No Brasil, embora ainda seja tratado como um contrato atípico, cabe destacar que o Ministério da Indústria e Comércio, através da Embratur – Instituto Brasileiro de Turismo, na sua Deliberação Normativa nº 378 de 12/08/97, apresentou uma regulamentação para o contrato de tempo compartilhado em meios de hospedagem e turismo, prevendo os direitos e obrigações dos agentes intervenientes do sistema9.

2.2. Definição do instituto

Como ensina MARQUES,

O time-sharing pode ser definido como um contrato múltiplo e complexo, visando o uso habitacional de um imóvel, de um complexo de imóveis, assim como dos serviços conexos a esta fruição, tudo por tempo certo a cada período do ano10.

TEPEDINO, por sua vez , buscando definir o sistema, utiliza-se da expressão multipropriedade:

Com o termo multipropriedade designa-se , genericamente, a relação jurídica de aproveitamento econômico de uma coisa móvel ou imóvel, repartida em unidades fixas de tempo, de modo que diversos titulares possam, cada qual a seu turno, utilizar-se da coisa com exclusividade e de maneira perpétua11.

De acordo com a Deliberação Normativa nº 378 de 12/08/97 da EMBRATUR (Instituto Brasileiro de Turismo), adotou-se o seguinte conceito para time sharing:

Contratos de tempo compartilhado são instrumentos, públicos ou privados, pelos quais o empreendedor, por si ou por meio do comercializador, cede, por períodos, o direito de ocupação de unidades habitacionais equipadas e mobiliadas em meios de hospedagem de turismo de seu domínio ou posse, permitindo o uso de seus espaços, bens e serviços comuns, e assumindo, por si ou por terceiro, a sua operação.

Para denotarmos a presença de um contrato como este em estudo, podemos visualizar expressões como as seguintes: time sharing (ou time share), multipropriedade imobiliária, uso de tempo compartilhado, direito real de habitação periódica (segundo o artigo 2º da Diretiva 94/47 da União Européia, Multipropriètè ou jouissance à temps partagé (França), Multipropriedad (Espanha), Multiprorpietà (Itália), entre outros12.

Conforme já havíamos anunciando, no sistema de time sharing encontramos a possibilidade de aquisição do direito a umas férias anuais, num determinado empreendimento turístico, pelo qual o consumidor será detentor do direito de uso a tempo parcial de um ou vários locais de férias, que podem ser apartamentos, moradias, bangalôs, etc., partilhando sua utilização com outras pessoas.

2.3. Natureza do pacto

Tem-se no time sharing um contrato complexo, de múltiplas características e possibilidades, englobando uma rede de fornecedores, e que visa o uso de um imóvel em área turística, por determinado tempo ao ano.

MARCELINO destaca tratar-se de relação em que se distintos proprietários de um imóvel têm sobre o mesmo direito de fruição somente por um tempo determinado.13

MARQUES salienta que desta contratação nem sempre serão originados direitos reais em relação ao imóvel, daí não se poder falar também em contrato de aquisição imobiliária.

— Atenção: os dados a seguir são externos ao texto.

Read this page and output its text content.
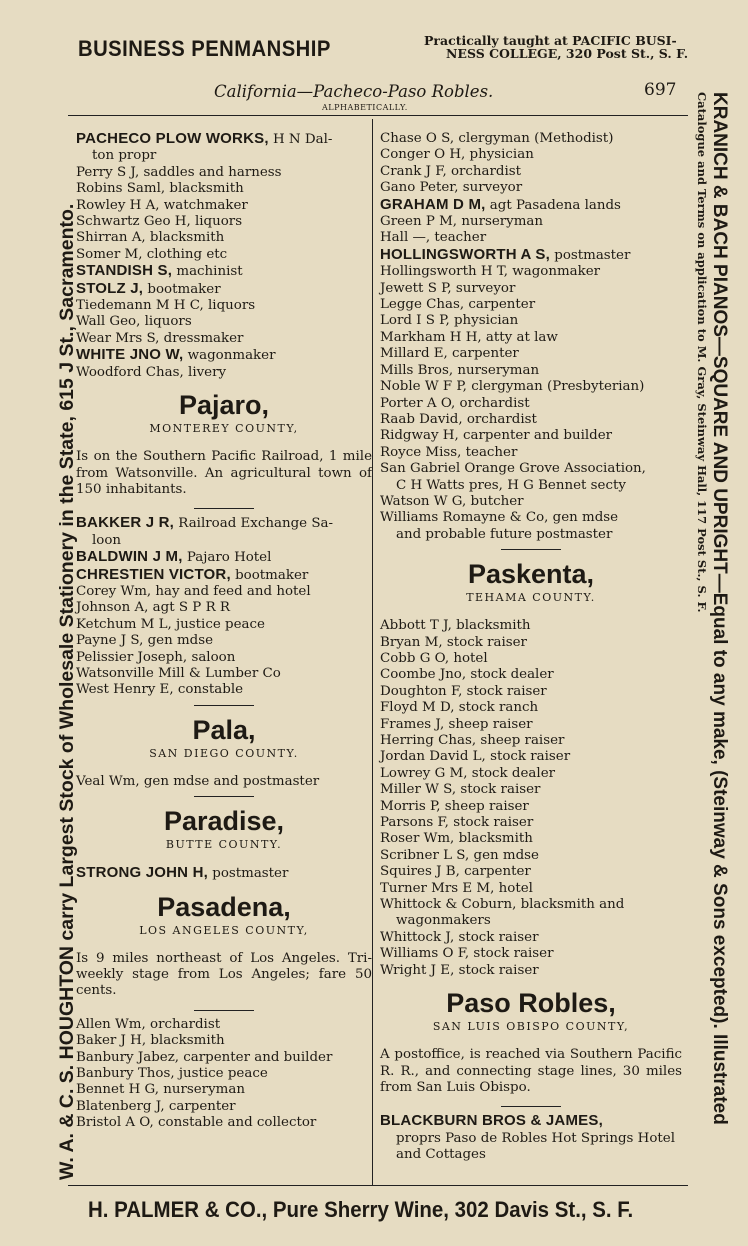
BUSINESS PENMANSHIP	Practically taught at PACIFIC BUSI-
NESS COLLEGE, 320 Post St., S. F.
W. A. & C. S. HOUGHTON carry Largest Stock of Wholesale Stationery in the State, 615 J St., Sacramento.	KRANICH & BACH PIANOS—SQUARE AND UPRIGHT—Equal to any make, (Steinway & Sons excepted). Illustrated
Catalogue and Terms on application to M. Gray, Steinway Hall, 117 Post St., S. F.
California—Pacheco-Paso Robles.	697
ALPHABETICALLY.
PACHECO PLOW WORKS, H N Dal-
ton propr
Perry S J, saddles and harness
Robins Saml, blacksmith
Rowley H A, watchmaker
Schwartz Geo H, liquors
Shirran A, blacksmith
Somer M, clothing etc
STANDISH S, machinist
STOLZ J, bootmaker
Tiedemann M H C, liquors
Wall Geo, liquors
Wear Mrs S, dressmaker
WHITE JNO W, wagonmaker
Woodford Chas, livery
Pajaro,
MONTEREY COUNTY,
Is on the Southern Pacific Railroad, 1 mile from Watsonville. An agricultural town of 150 inhabitants.
BAKKER J R, Railroad Exchange Sa-
loon
BALDWIN J M, Pajaro Hotel
CHRESTIEN VICTOR, bootmaker
Corey Wm, hay and feed and hotel
Johnson A, agt S P R R
Ketchum M L, justice peace
Payne J S, gen mdse
Pelissier Joseph, saloon
Watsonville Mill & Lumber Co
West Henry E, constable
Pala,
SAN DIEGO COUNTY.
Veal Wm, gen mdse and postmaster
Paradise,
BUTTE COUNTY.
STRONG JOHN H, postmaster
Pasadena,
LOS ANGELES COUNTY,
Is 9 miles northeast of Los Angeles. Tri-weekly stage from Los Angeles; fare 50 cents.
Allen Wm, orchardist
Baker J H, blacksmith
Banbury Jabez, carpenter and builder
Banbury Thos, justice peace
Bennet H G, nurseryman
Blatenberg J, carpenter
Bristol A O, constable and collector
Chase O S, clergyman (Methodist)
Conger O H, physician
Crank J F, orchardist
Gano Peter, surveyor
GRAHAM D M, agt Pasadena lands
Green P M, nurseryman
Hall —, teacher
HOLLINGSWORTH A S, postmaster
Hollingsworth H T, wagonmaker
Jewett S P, surveyor
Legge Chas, carpenter
Lord I S P, physician
Markham H H, atty at law
Millard E, carpenter
Mills Bros, nurseryman
Noble W F P, clergyman (Presbyterian)
Porter A O, orchardist
Raab David, orchardist
Ridgway H, carpenter and builder
Royce Miss, teacher
San Gabriel Orange Grove Association,
C H Watts pres, H G Bennet secty
Watson W G, butcher
Williams Romayne & Co, gen mdse
and probable future postmaster
Paskenta,
TEHAMA COUNTY.
Abbott T J, blacksmith
Bryan M, stock raiser
Cobb G O, hotel
Coombe Jno, stock dealer
Doughton F, stock raiser
Floyd M D, stock ranch
Frames J, sheep raiser
Herring Chas, sheep raiser
Jordan David L, stock raiser
Lowrey G M, stock dealer
Miller W S, stock raiser
Morris P, sheep raiser
Parsons F, stock raiser
Roser Wm, blacksmith
Scribner L S, gen mdse
Squires J B, carpenter
Turner Mrs E M, hotel
Whittock & Coburn, blacksmith and
wagonmakers
Whittock J, stock raiser
Williams O F, stock raiser
Wright J E, stock raiser
Paso Robles,
SAN LUIS OBISPO COUNTY,
A postoffice, is reached via Southern Pacific R. R., and connecting stage lines, 30 miles from San Luis Obispo.
BLACKBURN BROS & JAMES,
proprs Paso de Robles Hot Springs Hotel and Cottages
H. PALMER & CO., Pure Sherry Wine, 302 Davis St., S. F.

Via de regra, somente se está diante de uma relação obrigacional, em que o consumidor tem direito a usar limitadamente de um espaço residencial e das comodidades oferecidas pelo empreendimento14.

Merece destaque também o fato de o contrato de time sharing ser contrato atípico. Quanto a estes, temos contratos que não encontram estrutura delimitada junto aos modelos legais, não sendo disciplinados ou regulados expressamente pelo Código Civil brasileiro, pelo Código Comercial brasileiro ou por...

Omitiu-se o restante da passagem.